Published 05 June, 2015; last updated 8 May, 2023
In the most recent surveys, experts gave median predictions in the 2050s for the arrival of human-level AI. Prediction markets/aggregators currently give median predictions in the 2030s. Individual analyses give a wide range of predictions.
(See main page: AI timeline surveys)
We know of 20 surveys on the predicted timing of human-level AI. Participants appear to mostly be experts in AI or related areas, but with a large contingent of others. Most of the surveys asked about AI timelines by asking participants for the year in which they expect a given probability of human-level AI (HLAI). Collapsing a few slightly different definitions of HLAI, the results of surveys that used this fixed-probability methodology are shown in figure 1. Note that asking about timelines in terms of fixed-probabilities tends to elicit shorter timeline predictions than asking in terms of fixed-years.
(See main page: AI Timeline Prediction Markets)
Prediction markets, and prediction aggregators like Metaculus, incentivize forecasters to make good predictions. One limitation of prediction markets is that they cannot incentivize correct predictions where the predicted outcome prevents a payout. Because many believe that human-level AI might lead to human extinction, prediction markets may not work as well for AI timelines as for other questions.
(See main page: List of Analyses of Time to Human-Level AI)
(Note: this section is about data that was collected in 2015 and does not include predictions made since then)
In 2012, MIRI collected public predictions about human-level AI timelines. In 2015, we expanded on this list to make a database of all such predictions that we knew about at the time, including public statements and survey results. This database contained 1,300 public predictions of when human-level AI will arrive, though 888 are from a single informal online poll. The database includes ten surveys that addressed this question directly (plus a set of interviews which we sometimes treat as a survey but here count here as individual statements, and a survey which asks about progress so far as a fraction of what is required for human-level AI). Only 65 predictions in the database are not part of surveys.
The surveys in the 2015 database tend to have median dates between 2040 and 2050. All six of the surveys which asked for the year in which human-level AI will have arrived with 50% probability produced medians in this range (not including Kruel’s interviews, which had a median of 2035, and are counted in the statements here). The median prediction in statements was 2042, though predictions of AGI researchers and futurists had medians in the early 2030s. We did not attempt to adjust these figures for biases.
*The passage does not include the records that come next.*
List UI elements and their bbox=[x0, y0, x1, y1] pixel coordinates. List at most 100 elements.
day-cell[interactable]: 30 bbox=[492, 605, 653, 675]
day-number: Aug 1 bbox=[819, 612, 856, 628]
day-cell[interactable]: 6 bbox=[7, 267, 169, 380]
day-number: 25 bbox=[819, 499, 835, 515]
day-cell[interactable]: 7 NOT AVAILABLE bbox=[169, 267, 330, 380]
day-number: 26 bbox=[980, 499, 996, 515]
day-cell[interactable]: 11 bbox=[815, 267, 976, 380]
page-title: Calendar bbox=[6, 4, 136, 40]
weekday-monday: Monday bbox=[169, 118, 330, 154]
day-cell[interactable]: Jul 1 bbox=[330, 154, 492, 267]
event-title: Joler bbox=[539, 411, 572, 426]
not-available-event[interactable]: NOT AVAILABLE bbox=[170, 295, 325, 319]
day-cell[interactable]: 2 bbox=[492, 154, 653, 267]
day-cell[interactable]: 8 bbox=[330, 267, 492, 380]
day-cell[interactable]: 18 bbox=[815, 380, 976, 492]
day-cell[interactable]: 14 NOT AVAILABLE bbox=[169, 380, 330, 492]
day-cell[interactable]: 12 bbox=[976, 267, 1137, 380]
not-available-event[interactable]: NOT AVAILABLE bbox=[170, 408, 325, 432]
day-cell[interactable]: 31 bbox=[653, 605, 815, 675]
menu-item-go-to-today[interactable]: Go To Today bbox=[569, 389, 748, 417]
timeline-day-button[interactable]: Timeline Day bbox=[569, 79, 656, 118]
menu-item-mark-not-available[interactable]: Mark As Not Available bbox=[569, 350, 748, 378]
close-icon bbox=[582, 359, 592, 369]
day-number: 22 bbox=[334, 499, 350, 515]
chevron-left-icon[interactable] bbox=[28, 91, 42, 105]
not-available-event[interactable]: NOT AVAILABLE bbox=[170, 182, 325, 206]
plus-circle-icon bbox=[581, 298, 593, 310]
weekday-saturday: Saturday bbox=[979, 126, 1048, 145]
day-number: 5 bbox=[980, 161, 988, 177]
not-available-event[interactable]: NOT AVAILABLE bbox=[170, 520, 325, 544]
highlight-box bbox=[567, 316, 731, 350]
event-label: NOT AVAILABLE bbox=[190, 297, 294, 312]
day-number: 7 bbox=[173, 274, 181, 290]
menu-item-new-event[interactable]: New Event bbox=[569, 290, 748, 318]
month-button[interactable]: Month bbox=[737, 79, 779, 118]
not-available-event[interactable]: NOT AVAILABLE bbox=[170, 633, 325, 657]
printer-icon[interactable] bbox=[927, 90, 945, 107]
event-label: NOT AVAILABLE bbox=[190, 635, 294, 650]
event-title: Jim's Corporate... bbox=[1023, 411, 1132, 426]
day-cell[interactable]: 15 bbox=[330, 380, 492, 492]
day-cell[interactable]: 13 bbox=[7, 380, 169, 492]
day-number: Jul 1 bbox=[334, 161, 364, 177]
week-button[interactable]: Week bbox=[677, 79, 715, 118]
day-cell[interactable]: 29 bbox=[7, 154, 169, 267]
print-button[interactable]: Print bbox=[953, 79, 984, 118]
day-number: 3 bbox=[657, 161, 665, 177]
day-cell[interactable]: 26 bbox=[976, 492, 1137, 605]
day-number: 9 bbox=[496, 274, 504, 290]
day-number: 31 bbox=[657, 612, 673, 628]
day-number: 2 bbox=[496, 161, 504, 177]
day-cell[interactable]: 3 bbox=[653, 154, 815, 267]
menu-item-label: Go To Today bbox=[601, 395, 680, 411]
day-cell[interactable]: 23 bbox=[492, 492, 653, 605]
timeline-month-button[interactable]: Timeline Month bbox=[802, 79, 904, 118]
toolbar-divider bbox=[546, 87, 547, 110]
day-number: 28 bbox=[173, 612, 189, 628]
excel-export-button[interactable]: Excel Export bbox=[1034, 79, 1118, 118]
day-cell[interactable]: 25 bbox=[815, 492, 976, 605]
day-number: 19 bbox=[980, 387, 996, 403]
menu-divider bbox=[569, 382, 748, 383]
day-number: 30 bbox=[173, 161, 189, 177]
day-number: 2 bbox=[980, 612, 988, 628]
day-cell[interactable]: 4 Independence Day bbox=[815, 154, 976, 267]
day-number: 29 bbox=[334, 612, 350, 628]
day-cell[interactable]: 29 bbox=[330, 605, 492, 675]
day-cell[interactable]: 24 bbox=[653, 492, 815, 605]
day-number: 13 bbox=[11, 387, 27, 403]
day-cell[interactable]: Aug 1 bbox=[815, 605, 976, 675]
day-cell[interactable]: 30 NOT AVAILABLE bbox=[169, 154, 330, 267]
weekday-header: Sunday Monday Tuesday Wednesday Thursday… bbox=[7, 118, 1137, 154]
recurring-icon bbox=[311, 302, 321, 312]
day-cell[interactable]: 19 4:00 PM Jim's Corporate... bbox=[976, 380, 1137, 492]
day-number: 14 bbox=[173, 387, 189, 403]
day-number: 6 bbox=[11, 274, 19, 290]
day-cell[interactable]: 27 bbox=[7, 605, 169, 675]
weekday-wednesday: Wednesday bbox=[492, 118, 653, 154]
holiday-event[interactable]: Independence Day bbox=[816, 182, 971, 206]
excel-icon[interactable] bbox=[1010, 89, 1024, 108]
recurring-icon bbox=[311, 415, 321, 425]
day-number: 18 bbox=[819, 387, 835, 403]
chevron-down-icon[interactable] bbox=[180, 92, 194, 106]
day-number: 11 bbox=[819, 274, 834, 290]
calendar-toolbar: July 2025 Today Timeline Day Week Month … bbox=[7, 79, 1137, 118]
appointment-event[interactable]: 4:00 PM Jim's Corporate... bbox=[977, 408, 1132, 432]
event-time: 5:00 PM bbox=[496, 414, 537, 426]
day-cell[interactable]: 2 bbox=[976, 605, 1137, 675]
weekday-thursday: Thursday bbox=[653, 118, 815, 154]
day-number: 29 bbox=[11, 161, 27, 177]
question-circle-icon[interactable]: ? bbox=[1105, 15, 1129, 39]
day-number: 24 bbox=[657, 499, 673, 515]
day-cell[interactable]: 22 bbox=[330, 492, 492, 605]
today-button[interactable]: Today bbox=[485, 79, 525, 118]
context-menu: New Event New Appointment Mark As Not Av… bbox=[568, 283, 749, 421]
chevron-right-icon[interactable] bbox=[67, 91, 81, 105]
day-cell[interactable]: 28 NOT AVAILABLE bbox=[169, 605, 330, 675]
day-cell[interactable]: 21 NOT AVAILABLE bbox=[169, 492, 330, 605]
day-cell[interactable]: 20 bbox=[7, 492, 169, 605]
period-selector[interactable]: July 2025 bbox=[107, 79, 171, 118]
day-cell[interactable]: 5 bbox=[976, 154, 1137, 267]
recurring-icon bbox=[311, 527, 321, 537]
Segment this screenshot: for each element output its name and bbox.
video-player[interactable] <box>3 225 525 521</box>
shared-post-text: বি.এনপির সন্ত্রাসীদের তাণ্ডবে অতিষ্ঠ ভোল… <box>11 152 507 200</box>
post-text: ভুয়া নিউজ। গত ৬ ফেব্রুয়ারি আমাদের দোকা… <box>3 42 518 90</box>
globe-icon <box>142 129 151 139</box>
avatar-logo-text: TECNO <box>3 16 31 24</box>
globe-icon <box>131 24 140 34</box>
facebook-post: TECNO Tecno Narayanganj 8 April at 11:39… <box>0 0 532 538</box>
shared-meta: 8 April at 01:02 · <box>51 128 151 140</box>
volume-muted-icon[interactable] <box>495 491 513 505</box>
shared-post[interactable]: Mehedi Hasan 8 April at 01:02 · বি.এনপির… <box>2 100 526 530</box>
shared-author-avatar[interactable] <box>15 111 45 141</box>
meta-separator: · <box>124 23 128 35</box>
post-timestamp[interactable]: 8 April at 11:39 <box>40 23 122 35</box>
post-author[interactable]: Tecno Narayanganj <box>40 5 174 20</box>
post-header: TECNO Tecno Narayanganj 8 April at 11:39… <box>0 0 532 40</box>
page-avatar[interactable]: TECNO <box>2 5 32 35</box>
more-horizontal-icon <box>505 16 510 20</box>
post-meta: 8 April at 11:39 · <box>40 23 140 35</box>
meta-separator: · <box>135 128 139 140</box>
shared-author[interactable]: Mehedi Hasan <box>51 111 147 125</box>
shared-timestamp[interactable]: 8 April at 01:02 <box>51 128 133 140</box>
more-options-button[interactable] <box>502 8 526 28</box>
Expert predictions about AI timelines are often considered uninformative. Evidence that predictions are less informative than in other messy fields appears to be weak. We have not evaluated baseline prediction accuracy in such fields however. We expect survey results and predictions from those further from AGI are more accurate than other sources, due to selection biases. The differences between these sources appear to be a small number of decades.